Into the X-Men universe comes a new character, 12-year-old Laura (played by badass Spanish newcomer Dafne Keen) who’s otherwise known as X-23 — named after the laboratory experiment she and other children are part of in Mexico. Some bad hombres are after her, paramilitary types like Boyd Holbrook and cold-blooded scientist Richard E. Grant; it’s up to Logan to protect her, but he’s having enough trouble protecting himself from the ravages of age and time.
What strikes you about Logan is it’s no longer a comic book. Though it’s (very loosely) based on Mark Millar and Steve McNiven’s Old Man Logan comic series, it veers off into a post-apocalyptic road movie; the script by James Mangold, Scott Frank (Wolverine) and Michael Green (Alien: Covenant) refuses to stay bound by the conventions of Marvel movies. As director Mangold told the New York Times, “My goal was to take a step back from the CGI arms race that a lot of these superhero summer films have engaged in, and try to show something a bit more naturalistic, humanistic, and a bit more paced, if you will.”

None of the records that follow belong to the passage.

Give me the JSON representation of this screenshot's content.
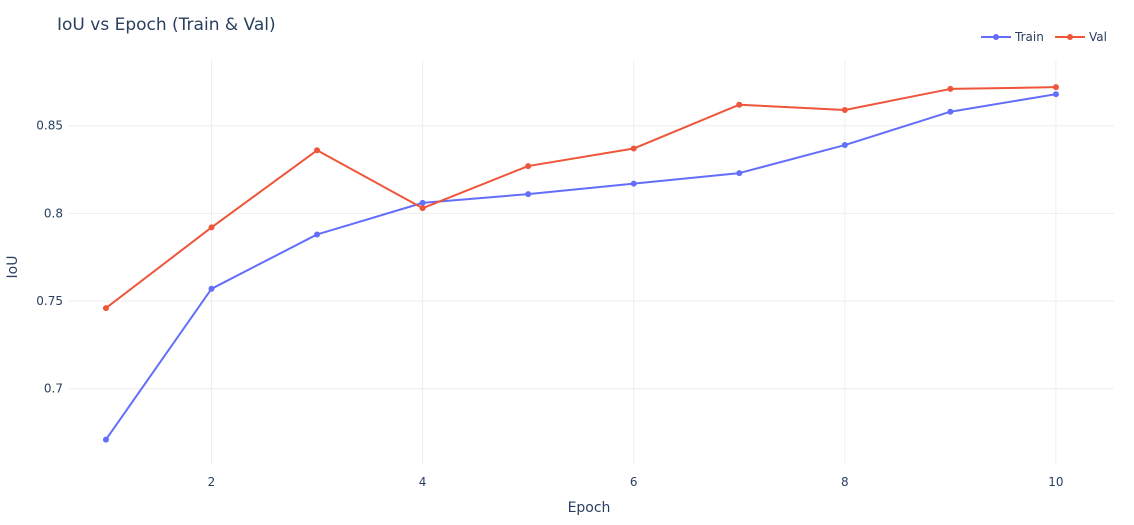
{
  "chart_data": {
    "type": "line",
    "title": "IoU vs Epoch (Train & Val)",
    "xlabel": "Epoch",
    "ylabel": "IoU",
    "x": [
      1,
      2,
      3,
      4,
      5,
      6,
      7,
      8,
      9,
      10
    ],
    "xlim": [
      0.65,
      10.55
    ],
    "ylim": [
      0.6565,
      0.8875
    ],
    "x_ticks": [
      2,
      4,
      6,
      8,
      10
    ],
    "x_tick_labels": [
      "2",
      "4",
      "6",
      "8",
      "10"
    ],
    "y_ticks": [
      0.7,
      0.75,
      0.8,
      0.85
    ],
    "y_tick_labels": [
      "0.7",
      "0.75",
      "0.8",
      "0.85"
    ],
    "grid": true,
    "legend_position": "top-right",
    "series": [
      {
        "name": "Train",
        "color": "#636efa",
        "values": [
          0.671,
          0.757,
          0.788,
          0.806,
          0.811,
          0.817,
          0.823,
          0.839,
          0.858,
          0.868
        ]
      },
      {
        "name": "Val",
        "color": "#ef553b",
        "values": [
          0.746,
          0.792,
          0.836,
          0.803,
          0.827,
          0.837,
          0.862,
          0.859,
          0.871,
          0.872
        ]
      }
    ]
  }
}
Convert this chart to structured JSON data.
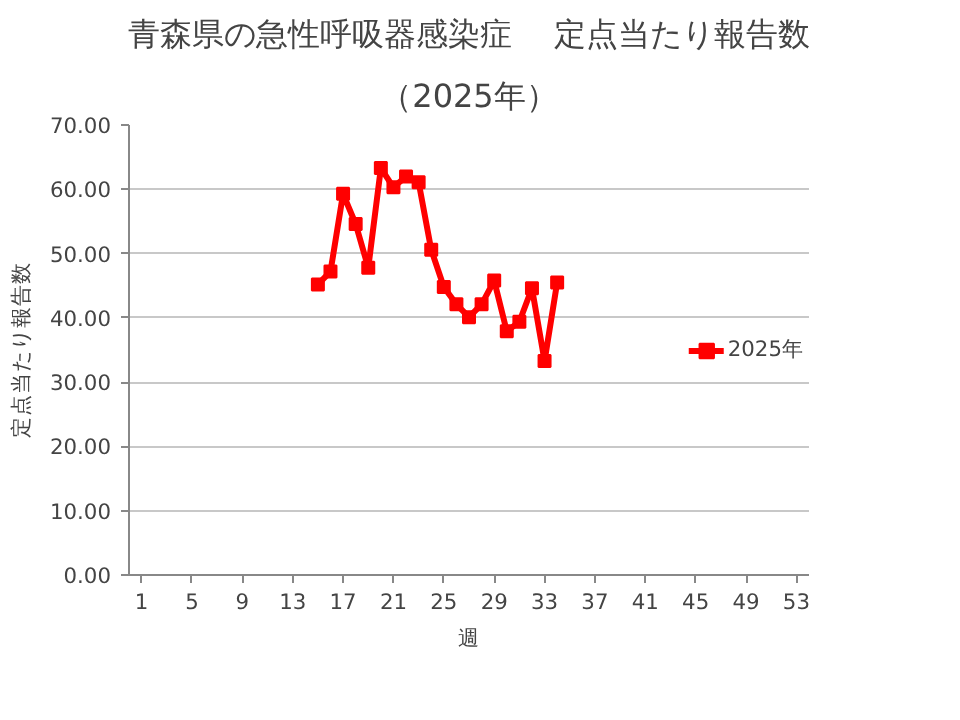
{
  "chart_data": {
    "type": "line",
    "title": "青森県の急性呼吸器感染症　 定点当たり報告数",
    "subtitle": "（2025年）",
    "xlabel": "週",
    "ylabel": "定点当たり報告数",
    "x": [
      15,
      16,
      17,
      18,
      19,
      20,
      21,
      22,
      23,
      24,
      25,
      26,
      27,
      28,
      29,
      30,
      31,
      32,
      33,
      34
    ],
    "series": [
      {
        "name": "2025年",
        "color": "#ff0000",
        "values": [
          45.2,
          47.2,
          59.3,
          54.6,
          47.8,
          63.3,
          60.3,
          62.0,
          61.1,
          50.6,
          44.8,
          42.1,
          40.1,
          42.1,
          45.8,
          37.9,
          39.4,
          44.6,
          33.3,
          45.5
        ]
      }
    ],
    "xlim": [
      0,
      54
    ],
    "xticks": [
      1,
      5,
      9,
      13,
      17,
      21,
      25,
      29,
      33,
      37,
      41,
      45,
      49,
      53
    ],
    "ylim": [
      0,
      70
    ],
    "yticks": [
      {
        "value": 0,
        "label": "0.00"
      },
      {
        "value": 10,
        "label": "10.00"
      },
      {
        "value": 20,
        "label": "20.00"
      },
      {
        "value": 30,
        "label": "30.00"
      },
      {
        "value": 40,
        "label": "40.00"
      },
      {
        "value": 50,
        "label": "50.00"
      },
      {
        "value": 60,
        "label": "60.00"
      },
      {
        "value": 70,
        "label": "70.00"
      }
    ],
    "grid": "y",
    "legend": "right",
    "marker": "square",
    "line_style": "solid"
  }
}
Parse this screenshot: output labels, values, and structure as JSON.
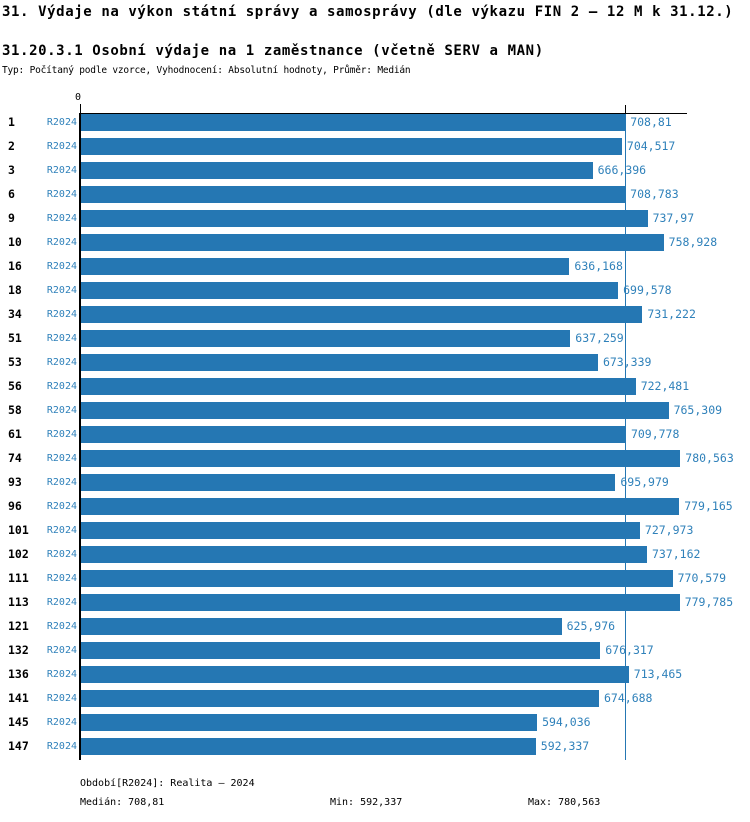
{
  "title": "31. Výdaje na výkon státní správy a samosprávy (dle výkazu FIN 2 – 12 M k 31.12.)",
  "subtitle": "31.20.3.1 Osobní výdaje na 1 zaměstnance (včetně SERV a MAN)",
  "meta_line": "Typ: Počítaný podle vzorce, Vyhodnocení: Absolutní hodnoty, Průměr: Medián",
  "colors": {
    "bar": "#2577b3",
    "blue_text": "#2f81ba",
    "axis": "#000000",
    "median_line": "#2577b3"
  },
  "chart_data": {
    "type": "bar",
    "orientation": "horizontal",
    "title": "31.20.3.1 Osobní výdaje na 1 zaměstnance (včetně SERV a MAN)",
    "series_label": "R2024",
    "axis_origin_label": "0",
    "xlim": [
      0,
      788
    ],
    "grid": false,
    "median": 708.81,
    "rows": [
      {
        "id": "1",
        "period": "R2024",
        "value": 708.81,
        "label": "708,81"
      },
      {
        "id": "2",
        "period": "R2024",
        "value": 704.517,
        "label": "704,517"
      },
      {
        "id": "3",
        "period": "R2024",
        "value": 666.396,
        "label": "666,396"
      },
      {
        "id": "6",
        "period": "R2024",
        "value": 708.783,
        "label": "708,783"
      },
      {
        "id": "9",
        "period": "R2024",
        "value": 737.97,
        "label": "737,97"
      },
      {
        "id": "10",
        "period": "R2024",
        "value": 758.928,
        "label": "758,928"
      },
      {
        "id": "16",
        "period": "R2024",
        "value": 636.168,
        "label": "636,168"
      },
      {
        "id": "18",
        "period": "R2024",
        "value": 699.578,
        "label": "699,578"
      },
      {
        "id": "34",
        "period": "R2024",
        "value": 731.222,
        "label": "731,222"
      },
      {
        "id": "51",
        "period": "R2024",
        "value": 637.259,
        "label": "637,259"
      },
      {
        "id": "53",
        "period": "R2024",
        "value": 673.339,
        "label": "673,339"
      },
      {
        "id": "56",
        "period": "R2024",
        "value": 722.481,
        "label": "722,481"
      },
      {
        "id": "58",
        "period": "R2024",
        "value": 765.309,
        "label": "765,309"
      },
      {
        "id": "61",
        "period": "R2024",
        "value": 709.778,
        "label": "709,778"
      },
      {
        "id": "74",
        "period": "R2024",
        "value": 780.563,
        "label": "780,563"
      },
      {
        "id": "93",
        "period": "R2024",
        "value": 695.979,
        "label": "695,979"
      },
      {
        "id": "96",
        "period": "R2024",
        "value": 779.165,
        "label": "779,165"
      },
      {
        "id": "101",
        "period": "R2024",
        "value": 727.973,
        "label": "727,973"
      },
      {
        "id": "102",
        "period": "R2024",
        "value": 737.162,
        "label": "737,162"
      },
      {
        "id": "111",
        "period": "R2024",
        "value": 770.579,
        "label": "770,579"
      },
      {
        "id": "113",
        "period": "R2024",
        "value": 779.785,
        "label": "779,785"
      },
      {
        "id": "121",
        "period": "R2024",
        "value": 625.976,
        "label": "625,976"
      },
      {
        "id": "132",
        "period": "R2024",
        "value": 676.317,
        "label": "676,317"
      },
      {
        "id": "136",
        "period": "R2024",
        "value": 713.465,
        "label": "713,465"
      },
      {
        "id": "141",
        "period": "R2024",
        "value": 674.688,
        "label": "674,688"
      },
      {
        "id": "145",
        "period": "R2024",
        "value": 594.036,
        "label": "594,036"
      },
      {
        "id": "147",
        "period": "R2024",
        "value": 592.337,
        "label": "592,337"
      }
    ]
  },
  "footer": {
    "period_line": "Období[R2024]: Realita – 2024",
    "median_label": "Medián: 708,81",
    "min_label": "Min: 592,337",
    "max_label": "Max: 780,563"
  }
}
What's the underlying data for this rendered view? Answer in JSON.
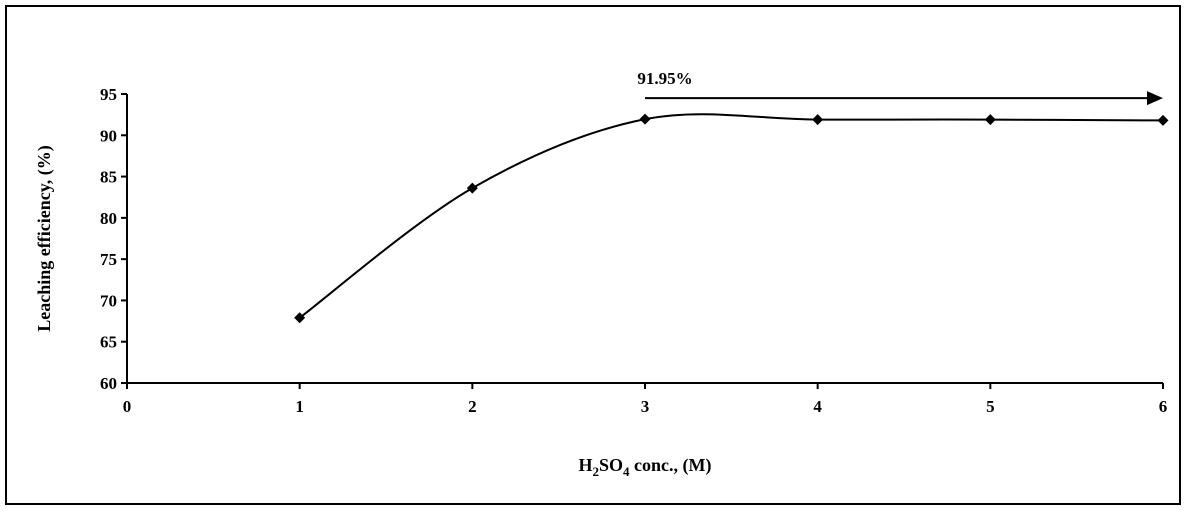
{
  "chart_data": {
    "type": "line",
    "xlabel": {
      "base": "H",
      "sub1": "2",
      "mid": "SO",
      "sub2": "4",
      "tail": " conc., (M)"
    },
    "ylabel": "Leaching efficiency, (%)",
    "xlim": [
      0,
      6
    ],
    "ylim": [
      60,
      95
    ],
    "x_ticks": [
      0,
      1,
      2,
      3,
      4,
      5,
      6
    ],
    "y_ticks": [
      60,
      65,
      70,
      75,
      80,
      85,
      90,
      95
    ],
    "grid": false,
    "legend": "none",
    "line_style": "smoothed",
    "marker": "diamond",
    "color": "#000000",
    "series": [
      {
        "x": [
          1,
          2,
          3,
          4,
          5,
          6
        ],
        "values": [
          67.9,
          83.6,
          91.95,
          91.9,
          91.9,
          91.8
        ]
      }
    ],
    "annotation": {
      "text": "91.95%",
      "arrow_x_start": 3,
      "arrow_x_end": 6,
      "arrow_y": 94.5
    }
  }
}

At the same time, it opens up a grittier phase for Marvel action heroes, after the big success of Deadpool last year. “It earns its R-rating,” Mangold notes. Wolverine cusses plenty, and heads roll left and right. But at heart, it’s a three-hander featuring Jackman, Stewart and Keen, and it’s likely to rip your heart out — and not just in the typically violent Wolverine way.
Logan manages to be a badass action movie as well as a deep meditation on age and how we live with a history of violence. Mangold made clear his influences for the movie were classic and revisionist westerns like Shane and Clint Eastwood’s Unforgiven. Never before has Logan’s connection to Clint’s ultimate Western loner, the Man With No Name, been stronger. And it’s the final quotes from Shane (“There’s no living with a killing. There’s no going back from one. Right or wrong, it’s a brand. A brand sticks.”) that lay it all bare.
The action scenes are remarkably violent, but it’s the moments when our three stars lose themselves completely that the movie really blasts off — Logan digging deep to pull his body back together and slash again, Laura releasing a banshee wail as she falls upon a bunch of military baddies, and Prof. X unleashing a paralyzing apocalypse when he fails to take his meds.
Odd to say, but Jackman and Stewart deliver some of the best acting of their long, distinguished careers in this Marvel movie. Both connect as men/supermen haunted by their memories. In typical Marvel fashion, the movie’s about 15 minutes too long, but at least the extra running time is spent on character development, rather than more explosions.
Logan’s dark tone is also leavened by trademark humor and — for once — genuine, heart-wrenching emotion. It’s both the perfect finale, and you might not want it to end.